We’ve all read articles telling us about the importance of exercise, and we all know we should probably be doing more to safeguard our bodies for later life, but what does that actually mean for busy people juggling family and work commitments? We’ve put together some realistic tips to help you find ways to fit a bit more movement into your life.
Find your reason to exercise
What is your ‘why’ for exercising? Are you doing it to feel good, to become stronger, more flexible, to train for a specific goal or for aesthetic reasons. It’s really easy to get swept along with exercise trends but if you aren’t sure why you are exercising in the first place you might find your enthusiasm begins to dwindle after a while.
Do you feel you need to do HIIT just because everyone else says how good it is for them, even though you dread the thought of doing it?
As I’ve got older I’ve come to accept there are forms of exercise that just aren’t for me. Running is definitely one of those things. The idea of running really does appeal, being outside in nature, feeling the wind through your hair as you clock up the miles, the opportunity to have some time to yourself, working up a sweat. However, I’m now at a stage in life where I can quite happily accept that I really don’t like running and probably only go running because it’s something I feel I ‘should’ be doing, rather than something I enjoy. It’s just not for me and I’m fine with that.
But whilst I don’t enjoy running, I do really enjoy walking, and I’ve found this is something I actually stick to. I walk for the school drop off and try to walk for as many local journeys as I can. I like being outside, that there is no need to change into special workout clothes and once I’ve been walking for a while I find I get into a comfortable, almost meditative, flow with the rhythm of my steps.
If you remove the ‘should’ from your mind, is there a form of exercise that you might actually enjoy doing, regardless of whether it’s trendy or it works for other people.
Set goals if you want to. Or don’t bother.
Working out to reach a certain goal can be a great way to motivate you to exercise. And if you have specific health and fitness targets you’re best advised to seek the advice of a professional who can set you up with a specific programme to follow to help you reach those targets.
However, our society these days is very much goal-oriented, and there’s always so much focus on ‘getting’ and ‘achieving’ and that just doesn’t work for everyone. What if you were to remove goals from fitness and focus instead on a more mindful approach and concentrate on how certain types of movement make you feel instead?
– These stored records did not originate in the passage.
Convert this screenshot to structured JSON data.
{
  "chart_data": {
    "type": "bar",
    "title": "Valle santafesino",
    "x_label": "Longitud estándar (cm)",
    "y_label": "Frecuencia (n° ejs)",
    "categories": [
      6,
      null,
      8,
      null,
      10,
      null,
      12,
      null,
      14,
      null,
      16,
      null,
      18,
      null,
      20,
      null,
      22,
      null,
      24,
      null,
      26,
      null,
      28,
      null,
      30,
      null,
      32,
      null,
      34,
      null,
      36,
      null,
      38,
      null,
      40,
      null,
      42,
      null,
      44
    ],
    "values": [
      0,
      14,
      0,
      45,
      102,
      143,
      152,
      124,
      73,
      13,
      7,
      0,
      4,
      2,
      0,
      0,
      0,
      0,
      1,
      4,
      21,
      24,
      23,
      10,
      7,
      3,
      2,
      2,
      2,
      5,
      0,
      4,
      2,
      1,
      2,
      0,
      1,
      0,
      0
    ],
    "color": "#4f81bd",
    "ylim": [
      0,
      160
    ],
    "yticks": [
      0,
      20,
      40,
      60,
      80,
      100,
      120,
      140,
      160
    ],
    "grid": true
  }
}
How can you fit exercise into your day?
A lot of people find that it’s much easier to fit movement into their day if they make it part of their commute. If you have an office-based job, is there a way you can walk or cycle to work (or even part of the way). Or how about a brisk walk at lunch time? You’ll probably find you are more effective in your working day if you are able to take a break from your desk regularly anyway.
If you work from home can you get up a little earlier and fit in something before you start work? Or perhaps 20 minutes of exercise after you’ve put the kids to bed? What about some simple bodyweight exercises or stretching while winding down in front of Netflix in the evening.
As a mum, my time is limited, and I find uninterrupted time is pretty much non-existent, so what works for me at the moment is to get my exercise done first thing in the morning before the rest of the house wakes up. Yes, this does mean I’ve had to re-jig my schedule so that I’m early to bed and early to rise, but making time to move is important to me, and having some time to myself everyday helps get my head in the right place (well, most of the time).
It takes a little time to form a new habit. The first two weeks of getting up early were a bit of struggle, but after a little while I began to get used to my new routine and it required a lot less mental energy to ease myself from bed each day. Yes, of course I would rather stay in bed, but I feel really great after my workout so it’s for me it’s worth it.
You really don’t need to have hours available, 10, 20, 30 mins sessions are a great start, even splitting your time might work well for your schedule eg: 1 couple of 10 min sessions twice a day. Do what you can, adapt day-to-day if you need to. Be kind to yourself and your precious body. Really, something is better than nothing.
Try something different
There are so many great alternatives to gyms and pounding the pavements. Here are some of our favourite kinder forms of exercise (these aren’t sponsored links, just accounts we think are doing great things!)
Carolina offers a more mindful approach to movement with gentle, guided flow-based pilates and yoga inspired routine. It’s certainly a refreshing alternative to reps and sets that feature so heavily in many fitness programmes.
GMB Fitness have a really refreshing approach which focuses much more on movement quality than purely fitness for fitness sake, promoting building a body for longevity, rather than aesthetics. If you’ve always dreamt of achieving a pull-up or push up then check out GMB for safe and achievable progressions.
Paola is a professional Pilates instructor, based in Milan. Paola’s workouts promote slow and thoughtful movement. Many of Paola’s routines shun rep ranges and sets, instead encouraging you to flow with your body’s own capabilities.